Written 8/22 in the airport:
Yesterday morning I got up early and went to the Seattle airport to catch my flight to New Jersey. I had a planned layover of an hour in San Francisco and I’d fantasized that my second flight would be delayed and maybe I could have lunch with some of my former coworkers (the office is ten minutes from the airport). Well the airlines did me one better: my first flight (Seattle to San Francisco) was delayed and I missed my second flight altogether. The United personnel gave me a few options: I could take a red eye flight, leaving at 10 pm and getting into Newark at 6 am; I could fly through Chicago; or I could take a flight today. Waiting nine hours in the airport, making an extra connection even though it hurts to walk (sprained ankle), or spending a night in San Francisco with my friends? The decision was easy, to put it mildly.

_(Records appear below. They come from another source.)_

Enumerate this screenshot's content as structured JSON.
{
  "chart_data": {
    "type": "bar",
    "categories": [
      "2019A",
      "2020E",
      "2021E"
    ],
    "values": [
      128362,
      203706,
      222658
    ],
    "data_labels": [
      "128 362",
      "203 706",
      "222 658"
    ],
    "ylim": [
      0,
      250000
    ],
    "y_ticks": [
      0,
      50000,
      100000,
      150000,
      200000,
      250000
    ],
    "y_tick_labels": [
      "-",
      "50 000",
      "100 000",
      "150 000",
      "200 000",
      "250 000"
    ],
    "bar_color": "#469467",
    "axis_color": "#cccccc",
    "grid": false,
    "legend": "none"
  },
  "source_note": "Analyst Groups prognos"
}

What a wonderful day, in the way days in San Francisco are usually wonderful: I had lunch with my coworkers, as imagined; I sat in my old kitchen filled with afternoon light; I had seasonal local vegetables for dinner in a hip diner; I ate an ice cream cone; I had a few beers. Of course the reason all of these things were so wonderful is that I did them with my friends. My lovely, smart, funny friends who welcomed me back with open arms. How marvelous to pop in for a day and rejoin my life (almost) as if I never left. I know three months is different than three weeks, and when I come back for good some things will have changed. But the fundamentals will remain: good people, good food, good life.
In the meantime, I am excited to start campaigning. Two people at the Seattle airport yesterday told me they thought we had two bad choices in the presidential race. What are you talking about? I wanted to cry (but didn’t due to an inability to marshal arguments in a state of extreme exhaustion as well as a desire to disengage). Can’t you see that Obama is different than the candidates that have come before? Sure he has his problems. He is human, and he makes bad choices sometimes; he is a politician, and he makes political choices sometimes. But he is smart. He understands nuance. He has good, detailed policy positions. He ran a brilliant and well-organized primary campaign. And he is a fresh start. Electing a mixed-race man named Barack Obama is a rejection of the politics of fear and division that we have lived with for the last eight years (longer, really). He can’t fix everything that has gone wrong under Bush, but he will make a good start – better than anyone else I can imagine.
I’m so glad you got to be home for a day! If I were more woo than I am, I’d say that you are shaking off the baggage of the old life and “return” is now possible.
Your description of returning to San Francisco for a day is particularly apt when I think of how I came to see you for one short day and night, broken and a total shambles, and the combination of the city and the smart beautiful loving friend buoyed me up and sent me packing wholer and happier. I miss you horribly. I know I have been out of your loop lately but am, hand on heart, in the process of writing to you. It is good to read you blogging again.